Notes from northern Israel
In the line of media fire
By Jonathan Cook
07/18/06 "Information
Clearing House" -- -- Nazareth hit the international headlines for the first time in this
vicious war being waged by Israel mostly on Lebanese civilians.
Reporter Matthew Price, corsetted in a blue flak jacket in Haifa,
told BBC viewers that for the first time Hizbullah had targetted
Nazareth late on Sunday. “Nazareth is a mostly Christian town”, he
added, managing to cram into a single sentence of a few words two
factual mistakes and a disturbing hint of incitement.
Whatever the precision of its rockets (and Nazareth’s residents are
certainly worried enough about that), Hizbullah struck not at
Nazareth but at a site some distance from Nazareth -- a site of
strategic significance to Israel, though I cannot say more than that
as we are now officially under martial law in the country’s north.

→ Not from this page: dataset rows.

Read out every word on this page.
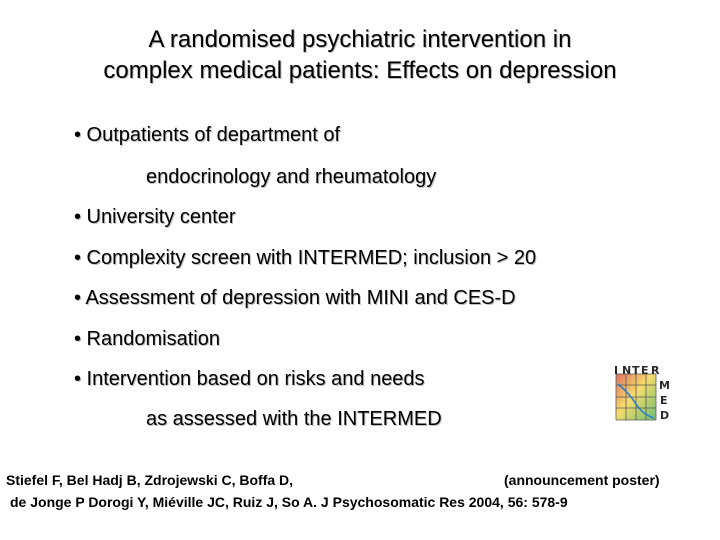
A randomised psychiatric intervention in
complex medical patients: Effects on depression
• Outpatients of department of
endocrinology and rheumatology
• University center
• Complexity screen with INTERMED; inclusion > 20
• Assessment of depression with MINI and CES-D
• Randomisation
• Intervention based on risks and needs
as assessed with the INTERMED
I N T E R
M
E
D
Stiefel F, Bel Hadj B, Zdrojewski C, Boffa D,	(announcement poster)
de Jonge P Dorogi Y, Miéville JC, Ruiz J, So A. J Psychosomatic Res 2004, 56: 578-9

Matthew Price was also wrong about Nazareth being a “mostly
Christian town”. During the 1948 war in which Israel’s army
ethnically cleansed much of the surrounding area of Palestinians,
Muslim villagers fled to Nazareth in search of sanctuary. Today,
two-thirds of the city’s 75,000 inhabitants are Muslim -- or at
least they are by the religious classification system imposed on all
citizens by the Israeli authorities.
Which brings us to the nasty element of incitement from our BBC
reporter.
Several Israeli armaments factories and storage depots have been
built close by Arab communities in the north of Israel, possibly in
the hope that by locating them there Arab regimes will be deterred
from attacking Israel’s enormous armoury. In other words, the
inhabitants of several of Israel’s Arab towns and villages have been
turned into collective human shields -- protection for Israel’s war
machine.
Before the strike close to Nazareth late on Sunday night, several
Arab villages in the north had been hit by Hizbullah rockets trying
to reach these factories. No one at the BBC saw the need to mention
these attacks nor the fact that “mostly Muslim” villages had been
hit. So why did the strike against Nazareth -- and its mistaken
Christian status -- became part of the story for the BBC?

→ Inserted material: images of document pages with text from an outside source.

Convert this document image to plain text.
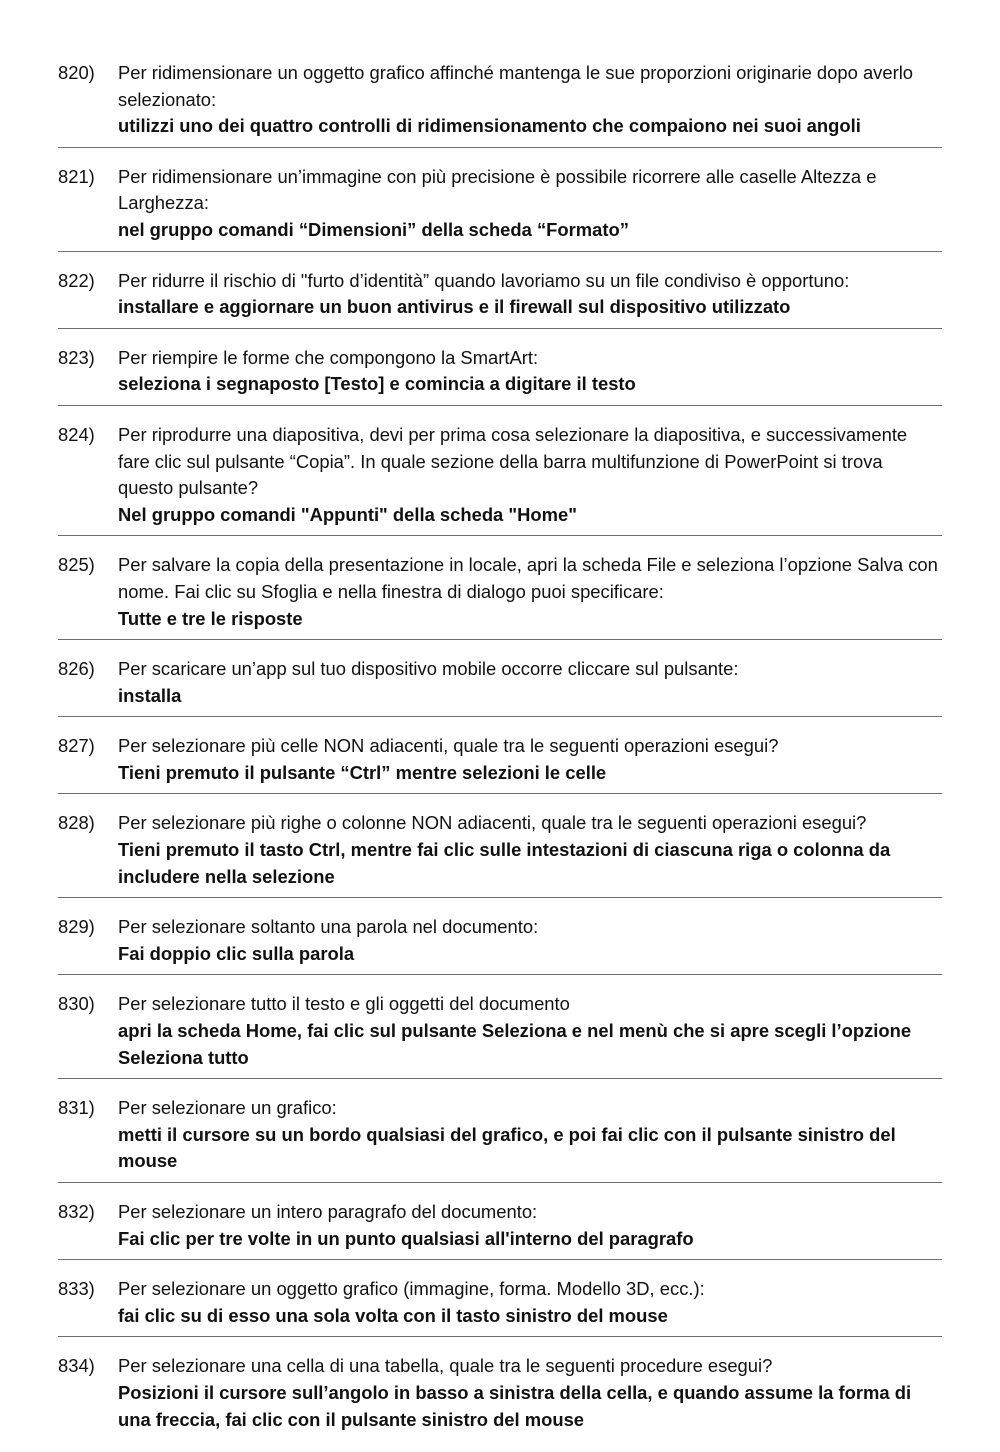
820)	Per ridimensionare un oggetto grafico affinché mantenga le sue proporzioni originarie dopo averlo selezionato:
utilizzi uno dei quattro controlli di ridimensionamento che compaiono nei suoi angoli
821)	Per ridimensionare un’immagine con più precisione è possibile ricorrere alle caselle Altezza e Larghezza:
nel gruppo comandi “Dimensioni” della scheda “Formato”
822)	Per ridurre il rischio di "furto d’identità” quando lavoriamo su un file condiviso è opportuno:
installare e aggiornare un buon antivirus e il firewall sul dispositivo utilizzato
823)	Per riempire le forme che compongono la SmartArt:
seleziona i segnaposto [Testo] e comincia a digitare il testo
824)	Per riprodurre una diapositiva, devi per prima cosa selezionare la diapositiva, e successivamente fare clic sul pulsante “Copia”. In quale sezione della barra multifunzione di PowerPoint si trova questo pulsante?
Nel gruppo comandi "Appunti" della scheda "Home"
825)	Per salvare la copia della presentazione in locale, apri la scheda File e seleziona l’opzione Salva con nome. Fai clic su Sfoglia e nella finestra di dialogo puoi specificare:
Tutte e tre le risposte
826)	Per scaricare un’app sul tuo dispositivo mobile occorre cliccare sul pulsante:
installa
827)	Per selezionare più celle NON adiacenti, quale tra le seguenti operazioni esegui?
Tieni premuto il pulsante “Ctrl” mentre selezioni le celle
828)	Per selezionare più righe o colonne NON adiacenti, quale tra le seguenti operazioni esegui?
Tieni premuto il tasto Ctrl, mentre fai clic sulle intestazioni di ciascuna riga o colonna da includere nella selezione
829)	Per selezionare soltanto una parola nel documento:
Fai doppio clic sulla parola
830)	Per selezionare tutto il testo e gli oggetti del documento
apri la scheda Home, fai clic sul pulsante Seleziona e nel menù che si apre scegli l’opzione Seleziona tutto
831)	Per selezionare un grafico:
metti il cursore su un bordo qualsiasi del grafico, e poi fai clic con il pulsante sinistro del mouse
832)	Per selezionare un intero paragrafo del documento:
Fai clic per tre volte in un punto qualsiasi all'interno del paragrafo
833)	Per selezionare un oggetto grafico (immagine, forma. Modello 3D, ecc.):
fai clic su di esso una sola volta con il tasto sinistro del mouse
834)	Per selezionare una cella di una tabella, quale tra le seguenti procedure esegui?
Posizioni il cursore sull’angolo in basso a sinistra della cella, e quando assume la forma di una freccia, fai clic con il pulsante sinistro del mouse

Because Israel wants to portray Hizbullah, and its leader Sheikh
Hassan Nasrallah, as a crazed Islamic militia, as fanatical Muslims
who hate Jews and Christians with equal vehemence. This is all part
of Israel’s claim that it is fighting George Bush’s “war on terror”.
Predictably, the BBC obliged by regurgitating this piece of racist
nonsense.
If anybody still doubts that Israel is shaping the news agenda of
broadcasters like the BBC, here was as good as the proof.
********
According to the jingoistic Jerusalem Post, the Israeli Prime
Minister’s Office and the army are delirious at their success in
dictating the headlines and tone of foreign news broadcasts.
Ehud Olmert’s media adviser, Assif Shariv, told the Post that the
international media were interviewing Israeli spokespeople four
times as much as spokespeople for the Palestinians and Lebanese.
Another government adviser, Gideon Meir, boasted: “We have never had
it so good. The hasbara [propaganda] effort is a well-oiled
machine."
Which may explain why we know so little about what is happening in
Lebanon and Gaza -- and why we know so little about what is
happening inside Israel too.
To remind you, I, like other residents of northern Israel, am under
martial law. As are the foreign journalists -- and in addition they
are required to submit their copy to the military censor. So all I
can tell you, without breaking the law, is that you are not hearing
the entire picture of what has been happening here in the Galilee.
Certainly, a piece of news that I doubt you will hear from the
foreign media, although bravely the liberal Hebrew media has been
drawing attention to the matter, is that the “only democracy in the
Middle East” has all but silenced al-Jazeera from reporting inside
Israel.
The reason is clear: until recently al-Jazeera had been running
rings around the local and foreign press.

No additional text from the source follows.